I need to solve the equation $$9x\sqrt{1-4x^2}+2x\sqrt{1-81x^2}=\sqrt{1-144x^2}$$ over real numbers.
Squaring both sides and transforming this in 4-degree equation I got $x = \frac{1}{16}$. But can we solve this equation in an easier way?
The fact that $|x|<1$, as well as presence of square roots of the difference of squares, suggests that perhaps trigonometry needs to be applied here, but I don’t know how.
We can indeed exploit some trigonometric identities (terms and conditions apply):
$$\begin{align*} \arcsin\left(x\sqrt{1-y^2} + y \sqrt{1-x^2}\right) &= \arcsin x + \arcsin y \tag{$*$} \\ \arcsin\sqrt{1-x^2} = \arccos x &= \frac\pi2 - \arcsin x \end{align*}$$
Together, these let us rewrite the equation as
$$\arcsin a + \arcsin b + \arcsin c = \frac\pi2$$
where $(a,b,c)=(2x,9x,12x)$. Further application of $(*)$ allows us to recover more equations,
$$\begin{align*} a\sqrt{1-b^2} + b\sqrt{1-a^2} &= \sqrt{1-c^2} & (\rm OP)\\ b\sqrt{1-c^2} + c\sqrt{1-b^2} &= \sqrt{1-a^2} \\ a\sqrt{1-c^2} + c\sqrt{1-a^2} &= \sqrt{1-b^2} \end{align*}$$
By substitution, e.g. $\sqrt{1-b^2}$ from the third equation into the first, we can recover (one of) the suggested solution(s),
$$\begin{align*} a\left(a\sqrt{1-c^2} + c\sqrt{1-a^2}\right) + b\sqrt{1-a^2} &= \sqrt{1-c^2} \\ (ac+b) \sqrt{1-a^2} &= \sqrt{1-c^2} (1-a^2) \\ ac+b &= \sqrt{1-a^2} \sqrt{1-c^2} \\ (ac+b)^2 &= (1-a^2)(1-c^2) \\ a^2 + b^2 + c^2 &= 1 - 2abc \end{align*}$$
$$\implies 432x^3 + 229x^2 - 1 = 0$$
$x=\dfrac1{16}$ is a solution to this cubic. One can use the rational root theorem to deduce this, though I suspect there's a more efficient method.

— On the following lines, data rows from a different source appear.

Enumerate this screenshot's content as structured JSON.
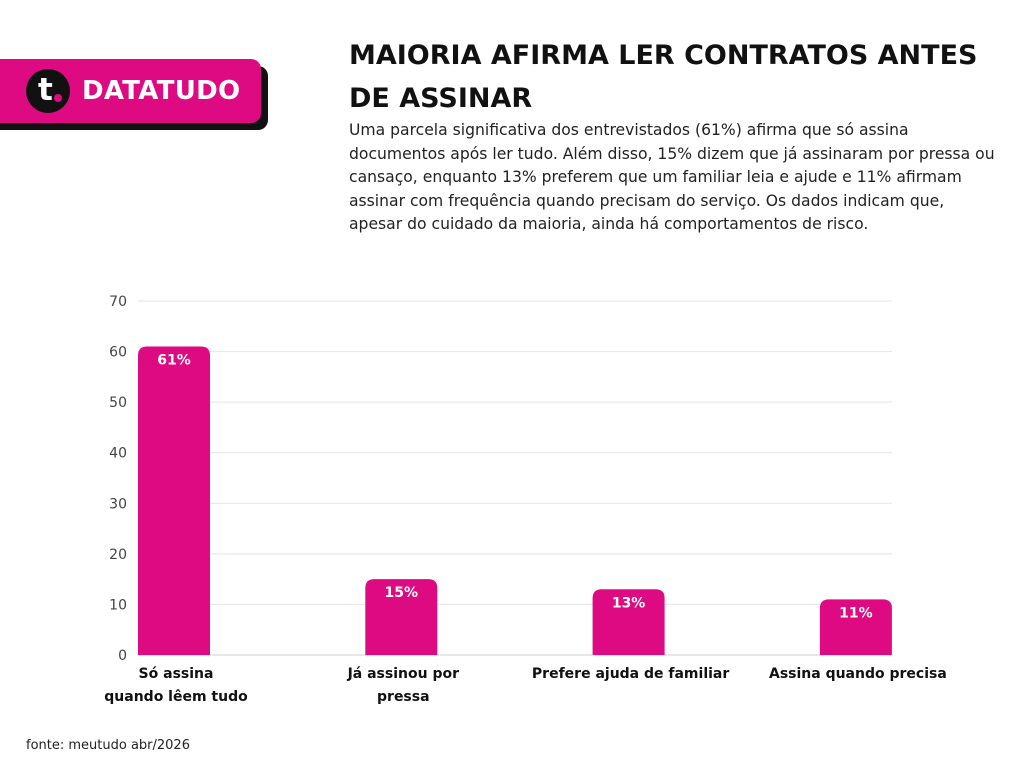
{
  "brand": {
    "name": "DATATUDO",
    "logo_letter": "t",
    "logo_icon": "datatudo-logo-icon",
    "color": "#dd0a82"
  },
  "title": "MAIORIA AFIRMA LER CONTRATOS ANTES DE ASSINAR",
  "description": "Uma parcela significativa dos entrevistados (61%) afirma que só assina documentos após ler tudo. Além disso, 15% dizem que já assinaram por pressa ou cansaço, enquanto 13% preferem que um familiar leia e ajude e 11% afirmam assinar com frequência quando precisam do serviço. Os dados indicam que, apesar do cuidado da maioria, ainda há comportamentos de risco.",
  "source": "fonte: meutudo abr/2026",
  "chart_data": {
    "type": "bar",
    "categories": [
      [
        "Só assina",
        "quando lêem tudo"
      ],
      [
        "Já assinou por",
        "pressa"
      ],
      [
        "Prefere ajuda de familiar"
      ],
      [
        "Assina quando precisa"
      ]
    ],
    "values": [
      61,
      15,
      13,
      11
    ],
    "data_labels": [
      "61%",
      "15%",
      "13%",
      "11%"
    ],
    "ylim": [
      0,
      70
    ],
    "yticks": [
      0,
      10,
      20,
      30,
      40,
      50,
      60,
      70
    ],
    "grid": true,
    "bar_color": "#dd0a82",
    "grid_color": "#e4e4e4",
    "xlabel": "",
    "ylabel": ""
  }
}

Following your suggestion, in the given equation $$9x\sqrt{1-4x^2}+2x\sqrt{1-81x^2}=\sqrt{1-144x^2},$$ where we note that $0<x<\frac1{12}$, let us write $$\cos\theta=2x\;\;\text{and}\;\; \cos\phi=9x,\quad\text{with}\quad\theta,\phi\in(0\,\pmb,\,\tfrac12\pi).\qquad\quad(1)$$
The original equation becomes $\sin(\theta+\phi)=\sqrt{1-8\cos\theta\cos\phi}$. Squaring then gives $$\cos^2(\theta+\phi)=8\cos\theta\cos\phi=36\cos^2\theta.$$ Now $x<\frac1{12},\cos\theta<\frac16,\cos\phi<\frac34,$ and so $\cos(\theta+\phi)<0$. Hence $\cos(\theta+\phi)=-6\cos\theta,$ or $$\cos\theta\cos\phi+6\cos\theta=\sin\theta\sin\phi.$$ Squaring now yields $(6+\cos\phi)^2\cos^2\theta=(1-\cos^2\theta)(1-\cos^2\phi)$. In terms of the original variable (see eqn $1$), this reduces to a cubic equation in $x$: $$432x^3+229x^2-1=0.\qquad\quad(2)$$ All the numbers hitherto have been powers of $2$ or $3$, or products of them, but now the ugly number $229$ pops up. Can we do something about that? Well, notice that $229=16^2-27$, while $432=16\times27$. Conveniently, that allows the factorization of eqn $2$ as $$(16x-1)(27x^2+16x+1)=0.$$ The quadratic factor is always positive, so the only solution is $x=\frac1{16}$.